Argentina takes down ‘prolific’ clandestine Nazi printing press

When Argentina’s federal police raided a home on the outskirts of Buenos Aires this week, they found hundreds of books plastered with swastikas and imperial eagles. Some of these works glorified Adolf Hitler. Others denied the Holocaust, and presented a revised history of World War II.

All were part of the country’s largest seizure of materials espousing Nazi propaganda in recent years, officials said in a news conference Wednesday.

The texts — more than 200 in total — were produced by a “prolific” clandestine printing press that operated under the name Librería Argentina, officials said. On Tuesday, the online bookstore’s alleged owner, a 45-year-old man who was not publicly identified, was arrested on discriminatory acts charges after police raided his parents’ home.

“We’re still astonished by the amount of material,” Federal Police Chief Juan Carlos Hernández said during the news conference. “It’s historic. It’s truly a printing press disseminating and selling Nazi symbology, books and indoctrination.”

The raid in Béccar, a town just north of Buenos Aires, was the tipping point in an investigation that began in 2021 after the Delegation of Israelite Associations of Argentina, the umbrella organization representing the country’s Jewish community, raised alarms.

The organization had received complaints about a website that was disseminating antisemitic content and selling the material through Mercado Libre, the largest e-commerce platform in South America — running afoul of an Argentine law that prohibits discrimination and carrying out “propaganda based on ideas or theories of superiority of a race or a group of persons of a certain religion, ethnic origin or color.”

The vendor, Hernández said, sold “high-quality material” and had “a high level of purchases and inquiries.” At some point after the delegation denounced it, the man’s Mercado Libre account was terminated, prompting him to sell the materials through a website of his own, police said.

The Librería Argentina site presents itself as an online bookstore “specialized in war themes” that makes “room for all books that have been marginalized from the most popular bookstores regardless of their tendency, especially all forms of nationalism and history of ancient or forgotten movements.”
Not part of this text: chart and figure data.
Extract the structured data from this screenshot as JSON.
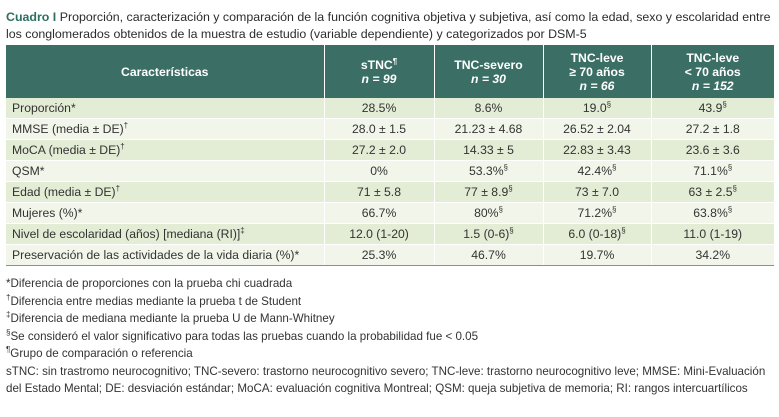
{
  "caption": {
    "label": "Cuadro I",
    "text": "Proporción, caracterización y comparación de la función cognitiva objetiva y subjetiva, así como la edad, sexo y escolaridad entre los conglomerados obtenidos de la muestra de estudio (variable dependiente) y categorizados por DSM-5"
  },
  "table": {
    "headers": [
      {
        "line1": "Características",
        "line2": "",
        "sup": "",
        "n": ""
      },
      {
        "line1": "sTNC",
        "sup": "¶",
        "n": "n = 99"
      },
      {
        "line1": "TNC-severo",
        "sup": "",
        "n": "n = 30"
      },
      {
        "line1": "TNC-leve",
        "line2": "≥ 70 años",
        "sup": "",
        "n": "n = 66"
      },
      {
        "line1": "TNC-leve",
        "line2": "< 70 años",
        "sup": "",
        "n": "n = 152"
      }
    ],
    "rows": [
      {
        "label": "Proporción*",
        "label_sup": "",
        "cells": [
          {
            "v": "28.5%",
            "s": ""
          },
          {
            "v": "8.6%",
            "s": ""
          },
          {
            "v": "19.0",
            "s": "§"
          },
          {
            "v": "43.9",
            "s": "§"
          }
        ]
      },
      {
        "label": "MMSE (media ± DE)",
        "label_sup": "†",
        "cells": [
          {
            "v": "28.0 ± 1.5",
            "s": ""
          },
          {
            "v": "21.23 ± 4.68",
            "s": ""
          },
          {
            "v": "26.52 ± 2.04",
            "s": ""
          },
          {
            "v": "27.2 ± 1.8",
            "s": ""
          }
        ]
      },
      {
        "label": "MoCA (media ± DE)",
        "label_sup": "†",
        "cells": [
          {
            "v": "27.2 ± 2.0",
            "s": ""
          },
          {
            "v": "14.33 ± 5",
            "s": ""
          },
          {
            "v": "22.83 ± 3.43",
            "s": ""
          },
          {
            "v": "23.6 ± 3.6",
            "s": ""
          }
        ]
      },
      {
        "label": "QSM*",
        "label_sup": "",
        "cells": [
          {
            "v": "0%",
            "s": ""
          },
          {
            "v": "53.3%",
            "s": "§"
          },
          {
            "v": "42.4%",
            "s": "§"
          },
          {
            "v": "71.1%",
            "s": "§"
          }
        ]
      },
      {
        "label": "Edad (media ± DE)",
        "label_sup": "†",
        "cells": [
          {
            "v": "71 ± 5.8",
            "s": ""
          },
          {
            "v": "77 ± 8.9",
            "s": "§"
          },
          {
            "v": "73 ± 7.0",
            "s": ""
          },
          {
            "v": "63 ± 2.5",
            "s": "§"
          }
        ]
      },
      {
        "label": "Mujeres (%)*",
        "label_sup": "",
        "cells": [
          {
            "v": "66.7%",
            "s": ""
          },
          {
            "v": "80%",
            "s": "§"
          },
          {
            "v": "71.2%",
            "s": "§"
          },
          {
            "v": "63.8%",
            "s": "§"
          }
        ]
      },
      {
        "label": "Nivel de escolaridad (años) [mediana (RI)]",
        "label_sup": "‡",
        "cells": [
          {
            "v": "12.0 (1-20)",
            "s": ""
          },
          {
            "v": "1.5 (0-6)",
            "s": "§"
          },
          {
            "v": "6.0 (0-18)",
            "s": "§"
          },
          {
            "v": "11.0 (1-19)",
            "s": ""
          }
        ]
      },
      {
        "label": "Preservación de las actividades de la vida diaria (%)*",
        "label_sup": "",
        "cells": [
          {
            "v": "25.3%",
            "s": ""
          },
          {
            "v": "46.7%",
            "s": ""
          },
          {
            "v": "19.7%",
            "s": ""
          },
          {
            "v": "34.2%",
            "s": ""
          }
        ]
      }
    ]
  },
  "notes": [
    {
      "mark": "",
      "text": "*Diferencia de proporciones con la prueba chi cuadrada"
    },
    {
      "mark": "†",
      "text": "Diferencia entre medias mediante la prueba t de Student"
    },
    {
      "mark": "‡",
      "text": "Diferencia de mediana mediante la prueba U de Mann-Whitney"
    },
    {
      "mark": "§",
      "text": "Se consideró el valor significativo para todas las pruebas cuando la probabilidad fue < 0.05"
    },
    {
      "mark": "¶",
      "text": "Grupo de comparación o referencia"
    },
    {
      "mark": "",
      "text": "sTNC: sin trastromo neurocognitivo; TNC-severo: trastorno neurocognitivo severo; TNC-leve: trastorno neurocognitivo leve; MMSE: Mini-Evaluación del Estado Mental; DE: desviación estándar; MoCA: evaluación cognitiva Montreal; QSM: queja subjetiva de memoria; RI: rangos intercuartílicos"
    }
  ]
}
While the bookstore claims it “deplores any form of violence, discrimination or racism,” its website is brimming with Nazi symbolism, from Othala runes to Celtic crosses and imperial eagles. And its repertoire includes works by Belgian Nazi collaborator León Degrelle, the Italian fascist Julius Evola, and Nazi theorist and ideologue Alfred Rosenberg — as well as “Mein Kampf” by Hitler.

Eventually, police were able to match the 45-year-old man to the Mercado Libre account and the bookstore’s website, finding that he used his father’s home as his printing workplace, officials said.

As antisemitism increases, a family finds swastikas hidden in their lawn

The police seized 222 books on Tuesday, along with 140 book covers of unprinted copies, and two office printers. The amount of materials was “stupefying” for the authorities involved and the organization that prompted the investigation.

“We are shocked by how profuse the material is,” Marcos Cohen, of the Delegation of Argentine Israelite Associations, said at the news conference. “I don’t remember anything like this being found before.”

The discovery has sent shockwaves through Argentina, a country that has been grappling with its history as a refuge for Nazis who fled justice after World War II.

In the South American country, they found a welcoming government headed by President Juan Perón, who had fascist ties, said Gerald J. Steinacher, a professor of history at University of Nebraska-Lincoln.

“Argentina was a traditional country with strong Italian and German immigration, so there were communities and connections already there,” Steinacher said. “But another reason is that Argentina had very pragmatic reasons as to why it was willing to take in people with a Nazi background after the war, and it’s because they wanted the German know-how and technology, especially to modernize their military.”

Among those who came to Argentina were Josef Mengele the doctor who performed experiments on human beings; Erich Priebke a former SS Captain who took part in the murder of 335 people inside an Italian cave, and Adolf Eichmann one of the main organizers of Holocaust. By 1997, the nation had established a commission to investigate Nazi activities and Argentina’s role as a refuge for Nazis and their personal or stolen wealth.

In Argentina, behind a bookcase is a secret passageway that leads to an artifact trove of Nazism.

Since then, Argentina has cracked down on other instances of Nazi propaganda distribution and antisemitism — something Steinacher commended as a “very important step forward.”

“It’s important not to be passive and allow hate to go by unchecked,” he said. “That’s one of the lessons we have learned from studying the history of Germany: that a democracy has to be willing to defend itself against people who want to overthrow democracy.”

Yet, the fact that antisemitic and Nazi materials are still swirling around Argentina — the country with the largest Jewish population in Latin America — is great cause for concern, Cohen said at the news conference.

“It is astonishing that there are people producing this type of material, and it is concerning that there are people consuming it,” Cohen said. “And that is the challenge we have to overcome.”

Hernández, the federal police chief, said Tuesday’s raid and arrest were just the beginning in what could become a sprawling probe.

“We do not rule out that it is just the tip of an iceberg,” he said. “For now, we have cut the distribution lines, but the law also punishes those who consume such material.”